I have been using WinEdit, and LEd, but I haven’t been able to find a split-screen option (where you can essentially have multiple windows on the same file open to edit different parts simultaneously) like my beloved nedit in linux. Does anybody know of a good Windows editor to do this or know how to do it for either WinEdit or LEd?
I take it Emacs is not an option?
Well, that is pretty cool. I figured it would only run under Cygwin and if I was going to do that I may just as well run nedit. But to be honest, emacs is just too darn complicated for me. I wanted something that basically works just like Winedit but with a split screen button.
Back when dinosaurs roamed the Earth and I had to use a Windows machine to edit LaTeX, I used WinEdt (not WinEdit). It’s pretty strongly Tex-inclined, and I’m pretty sure you can open multiple files in either tiled windows or (what I found more useful) tabs.
Oh, and amusingly enough, the WinEdt home page is the first Google result when searching for both “WinEdt” and “WinEdit”. If that’s not a good endorsement, I’m not sure what is.
Out of curiosity, what is so damn cool about LaTex? I mean, why not just use Word printed out to PDF?
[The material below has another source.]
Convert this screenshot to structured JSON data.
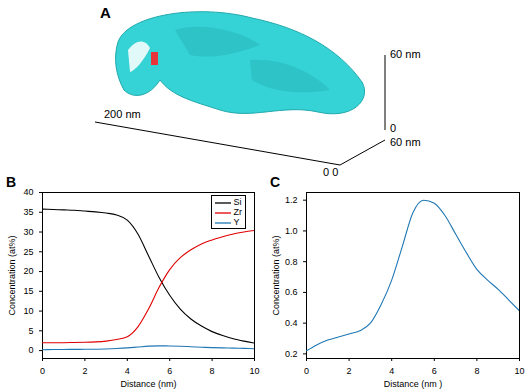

I look at the websites created by these compilers or whatever they are and I cannot imagine that there people are overly design oriented in any sense.
LaTeX is a typesetting program for creating technical and scientific documents. It’s primarily for printed documents (journal articles, books, manuals, etc). It’s the standard format for submitting articles to scientific journals. It wasn’t designed for creating web site and I agree it doesn’t work all that well for this purpose, but PDF and PostScript output is usually very good.
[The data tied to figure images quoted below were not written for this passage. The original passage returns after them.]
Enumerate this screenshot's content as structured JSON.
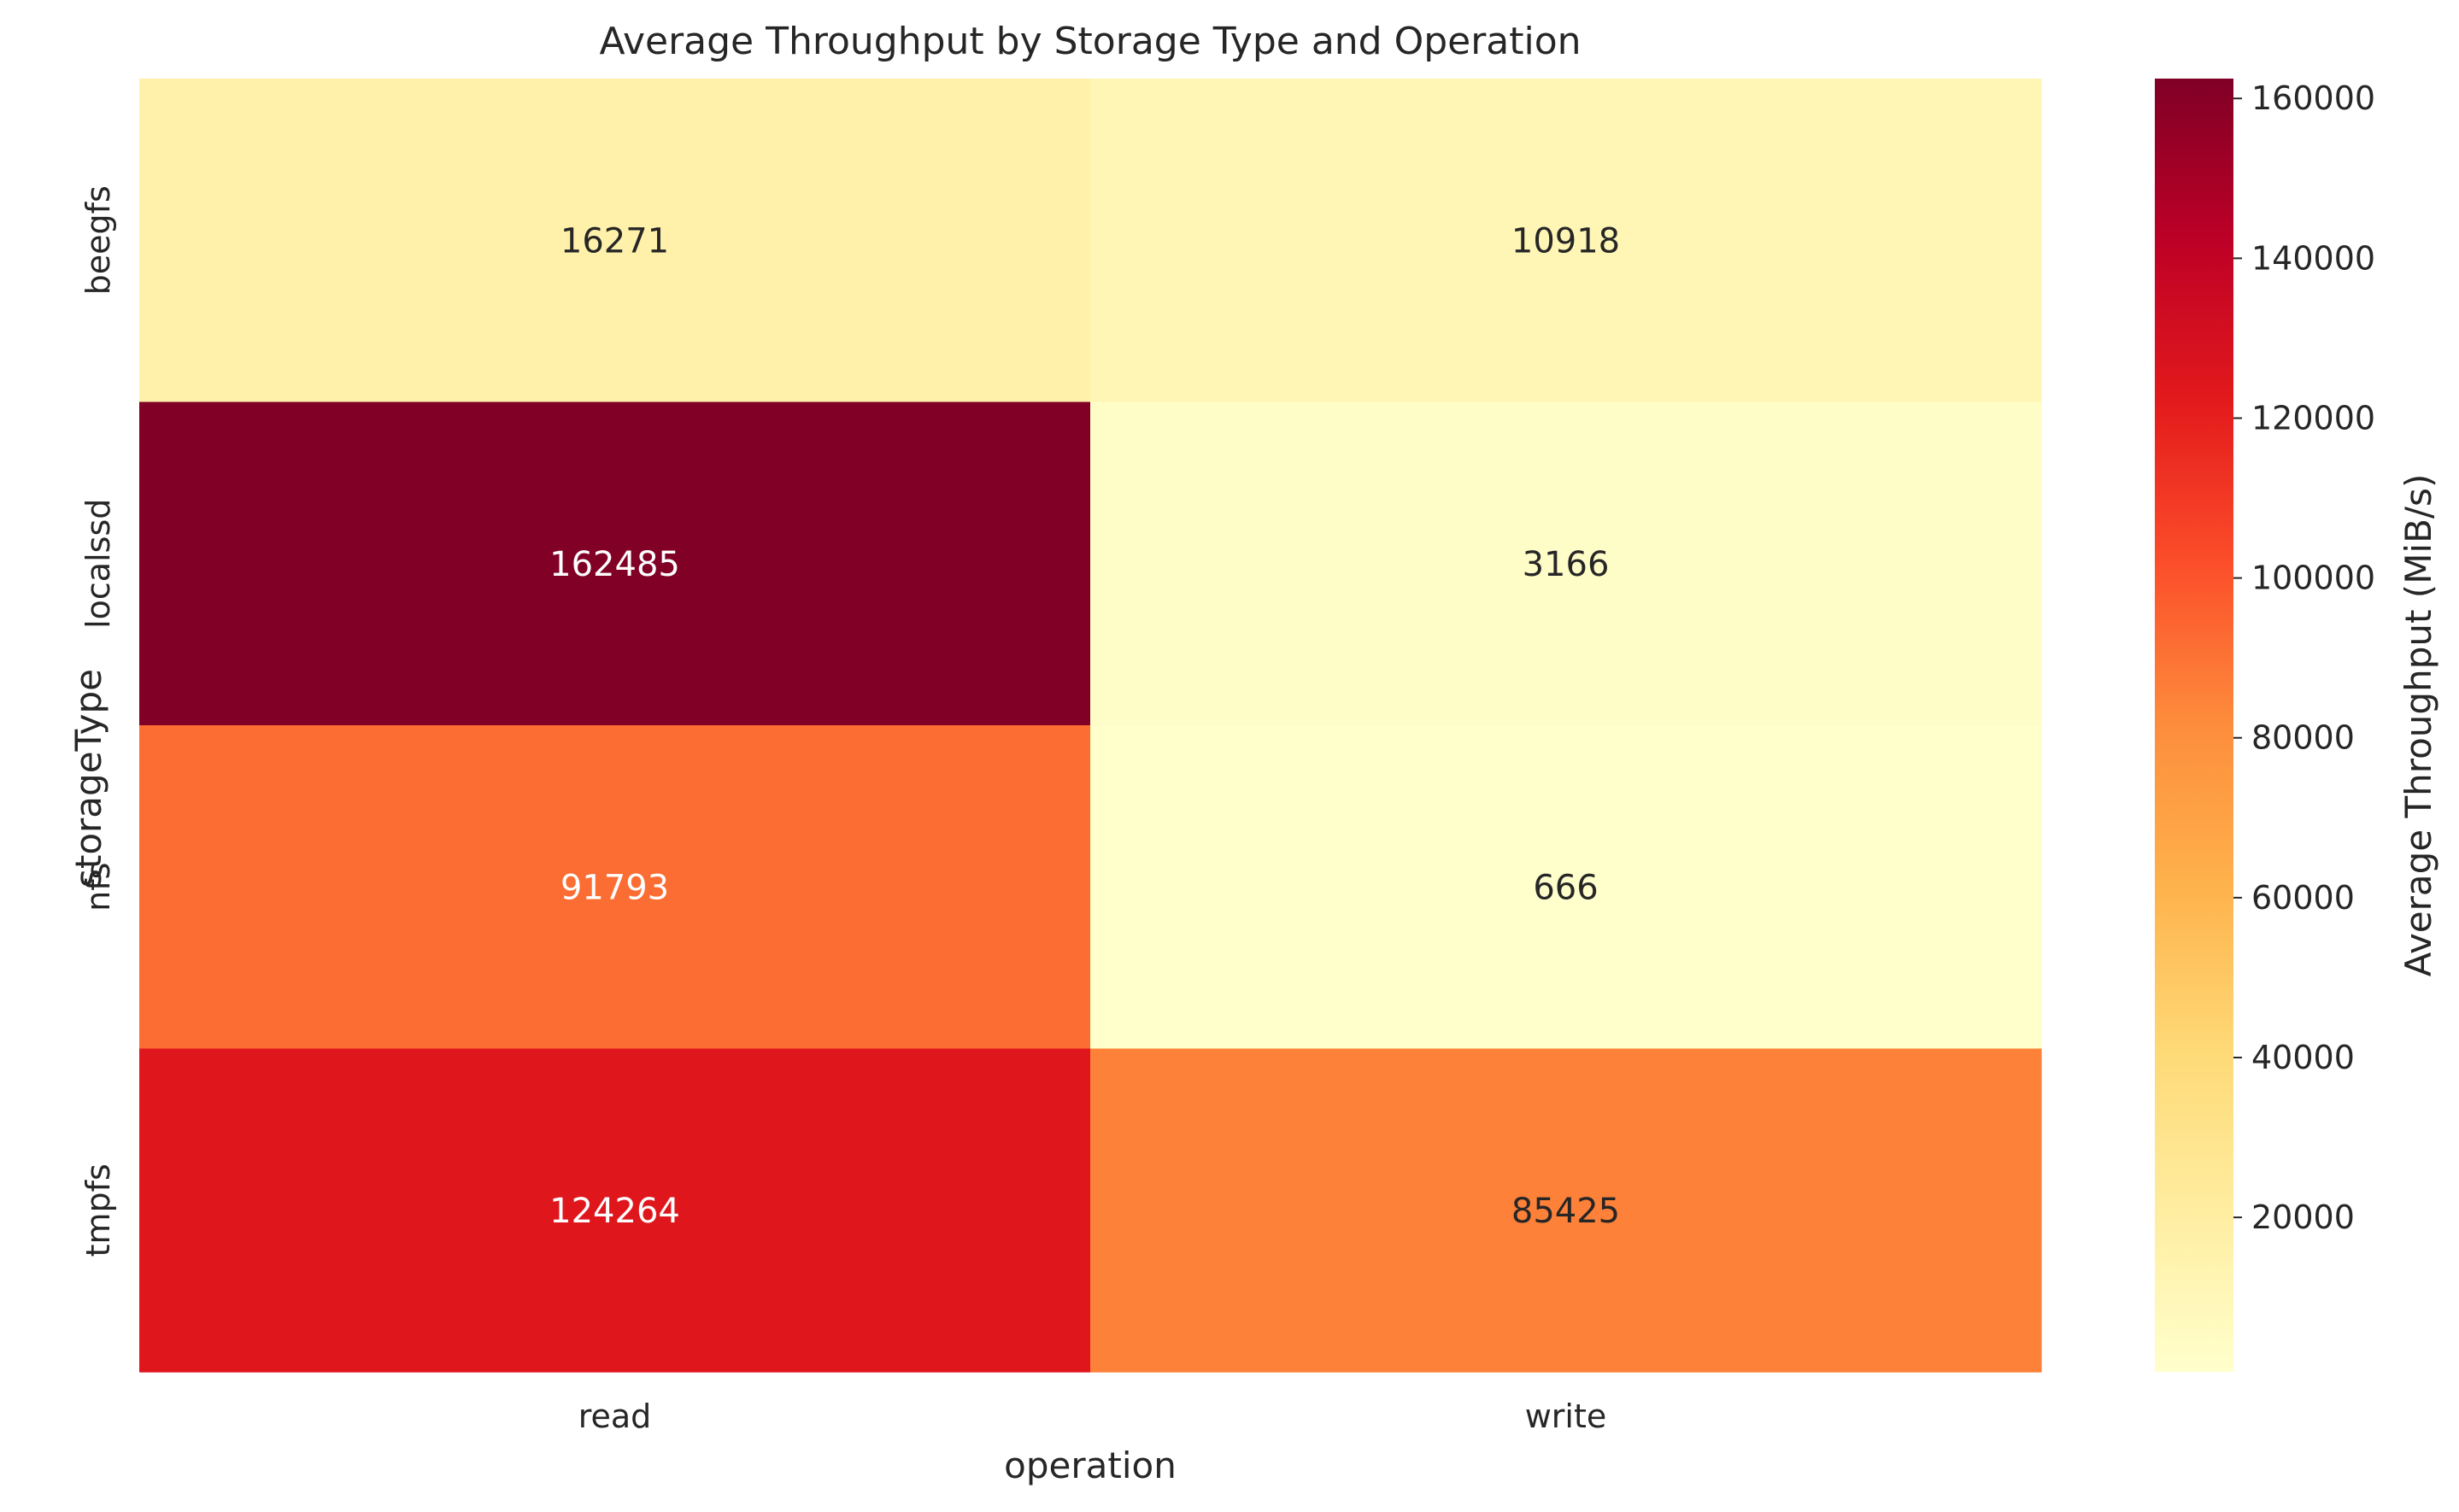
{
  "chart_data": {
    "type": "heatmap",
    "title": "Average Throughput by Storage Type and Operation",
    "xlabel": "operation",
    "ylabel": "storageType",
    "x_categories": [
      "read",
      "write"
    ],
    "y_categories": [
      "beegfs",
      "localssd",
      "nfs",
      "tmpfs"
    ],
    "values": [
      [
        16271,
        10918
      ],
      [
        162485,
        3166
      ],
      [
        91793,
        666
      ],
      [
        124264,
        85425
      ]
    ],
    "colorbar": {
      "label": "Average Throughput (MiB/s)",
      "ticks": [
        20000,
        40000,
        60000,
        80000,
        100000,
        120000,
        140000,
        160000
      ],
      "vmin": 666,
      "vmax": 162485,
      "colormap": "YlOrRd"
    },
    "colors": {
      "text_dark": "#262626",
      "text_light": "#ffffff"
    }
  }
}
LaTeX handles equations much better than Word, in my opinion. It’s also great for large documents - citations, placement and numbering of figures, references, bibliography, etc. are all automated.
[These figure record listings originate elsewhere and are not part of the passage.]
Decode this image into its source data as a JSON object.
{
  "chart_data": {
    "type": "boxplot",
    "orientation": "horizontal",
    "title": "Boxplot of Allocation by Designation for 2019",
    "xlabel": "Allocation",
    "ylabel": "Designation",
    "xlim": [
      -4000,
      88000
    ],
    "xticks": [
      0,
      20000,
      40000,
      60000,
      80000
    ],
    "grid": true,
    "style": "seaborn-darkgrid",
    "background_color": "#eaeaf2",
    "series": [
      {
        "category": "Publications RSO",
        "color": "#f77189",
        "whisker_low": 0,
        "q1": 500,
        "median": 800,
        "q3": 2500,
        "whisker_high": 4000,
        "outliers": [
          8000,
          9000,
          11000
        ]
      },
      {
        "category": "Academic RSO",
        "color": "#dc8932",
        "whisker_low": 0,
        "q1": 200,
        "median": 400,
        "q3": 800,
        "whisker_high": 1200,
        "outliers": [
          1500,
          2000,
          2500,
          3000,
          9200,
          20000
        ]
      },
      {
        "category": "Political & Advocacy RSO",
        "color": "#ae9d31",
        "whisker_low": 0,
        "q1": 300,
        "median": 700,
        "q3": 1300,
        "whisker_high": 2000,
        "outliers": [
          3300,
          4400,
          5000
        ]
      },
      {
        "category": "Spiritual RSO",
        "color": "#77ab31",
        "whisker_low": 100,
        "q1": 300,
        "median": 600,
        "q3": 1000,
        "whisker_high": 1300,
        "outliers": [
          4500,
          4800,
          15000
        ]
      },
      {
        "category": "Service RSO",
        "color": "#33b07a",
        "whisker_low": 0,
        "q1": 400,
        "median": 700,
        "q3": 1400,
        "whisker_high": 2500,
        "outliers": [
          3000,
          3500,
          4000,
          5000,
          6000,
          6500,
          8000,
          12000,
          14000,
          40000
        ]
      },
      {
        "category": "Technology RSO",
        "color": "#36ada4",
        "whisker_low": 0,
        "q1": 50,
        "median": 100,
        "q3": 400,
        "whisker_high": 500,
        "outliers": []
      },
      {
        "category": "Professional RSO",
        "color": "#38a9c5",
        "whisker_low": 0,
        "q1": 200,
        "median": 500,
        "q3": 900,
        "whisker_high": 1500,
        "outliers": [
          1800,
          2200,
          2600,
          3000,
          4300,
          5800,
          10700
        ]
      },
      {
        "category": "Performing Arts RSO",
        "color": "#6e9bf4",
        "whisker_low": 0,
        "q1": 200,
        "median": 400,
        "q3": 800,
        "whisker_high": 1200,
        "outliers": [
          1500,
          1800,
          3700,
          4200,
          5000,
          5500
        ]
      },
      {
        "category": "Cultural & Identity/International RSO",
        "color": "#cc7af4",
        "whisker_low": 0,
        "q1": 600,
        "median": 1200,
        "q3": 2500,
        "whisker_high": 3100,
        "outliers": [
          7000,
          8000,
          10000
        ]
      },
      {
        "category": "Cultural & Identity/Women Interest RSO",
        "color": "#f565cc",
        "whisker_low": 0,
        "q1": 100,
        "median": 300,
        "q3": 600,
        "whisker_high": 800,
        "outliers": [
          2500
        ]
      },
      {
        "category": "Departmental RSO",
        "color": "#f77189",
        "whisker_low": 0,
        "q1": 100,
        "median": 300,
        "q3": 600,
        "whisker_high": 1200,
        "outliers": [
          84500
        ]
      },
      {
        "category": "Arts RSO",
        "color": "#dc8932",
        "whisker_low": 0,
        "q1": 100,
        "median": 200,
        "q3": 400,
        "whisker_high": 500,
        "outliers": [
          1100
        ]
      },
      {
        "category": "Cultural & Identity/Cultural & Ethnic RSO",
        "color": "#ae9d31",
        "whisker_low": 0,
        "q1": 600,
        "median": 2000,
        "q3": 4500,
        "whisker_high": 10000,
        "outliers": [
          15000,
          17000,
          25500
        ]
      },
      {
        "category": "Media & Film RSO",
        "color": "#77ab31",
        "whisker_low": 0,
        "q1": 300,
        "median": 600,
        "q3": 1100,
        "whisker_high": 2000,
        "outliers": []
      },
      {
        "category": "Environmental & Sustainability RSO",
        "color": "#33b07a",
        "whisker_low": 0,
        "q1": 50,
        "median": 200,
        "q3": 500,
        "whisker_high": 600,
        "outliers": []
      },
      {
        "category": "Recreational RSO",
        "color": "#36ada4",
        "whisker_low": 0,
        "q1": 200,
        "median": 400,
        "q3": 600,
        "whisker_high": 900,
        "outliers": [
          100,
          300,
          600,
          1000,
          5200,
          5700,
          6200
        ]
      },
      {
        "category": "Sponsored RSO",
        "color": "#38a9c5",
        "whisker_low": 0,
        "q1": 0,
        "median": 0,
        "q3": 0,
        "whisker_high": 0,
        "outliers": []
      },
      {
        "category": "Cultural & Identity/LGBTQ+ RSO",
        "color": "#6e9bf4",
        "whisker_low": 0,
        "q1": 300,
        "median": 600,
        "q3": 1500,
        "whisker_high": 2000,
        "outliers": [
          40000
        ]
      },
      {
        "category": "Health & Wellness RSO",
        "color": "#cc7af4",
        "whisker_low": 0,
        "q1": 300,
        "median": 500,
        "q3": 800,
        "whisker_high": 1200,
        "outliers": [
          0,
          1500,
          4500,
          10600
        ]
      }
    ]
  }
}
Well threemae I sometimes ask that myself. Especially since you always have to compile the darn thing.
Unfortunately, it is still pretty much the best option for scientific papers. I’m writing one now that is around 40 pages, full of equations and cross-references. A number of years ago I used to use word, but for articles this big, file sizes would balloon up, formatting would often be pretty strange, and most importantly, the equations never looked very good.
Also, most journals now accept submissions directly in latex files (and sometimes in word too but not always). You incorporate their desired style macros, and your article is magically in the exact format they like. Another consideration for me is that I’m often switching between linux and windows depending on the computer I’m using. It is conventient to have something that looks the same in both places.
I’m sure Word is much better now, but there is too much inertia for me to change now I think. My only hope is that younger generations can learn from my story.
Heh, I just realised that I’m using WinEdt, not Winedit. I did exactly that, searched for winedit and downloaded from the first link I saw. Never noticed the spelling difference.
No, this and what scr4 said make a great deal of sense. It actually seems like a pretty cool idea. I always assumed that there was some intern at Nature copying and pasting text into layout software. I guess that’s wht LaTex is/does. Ignorance fought.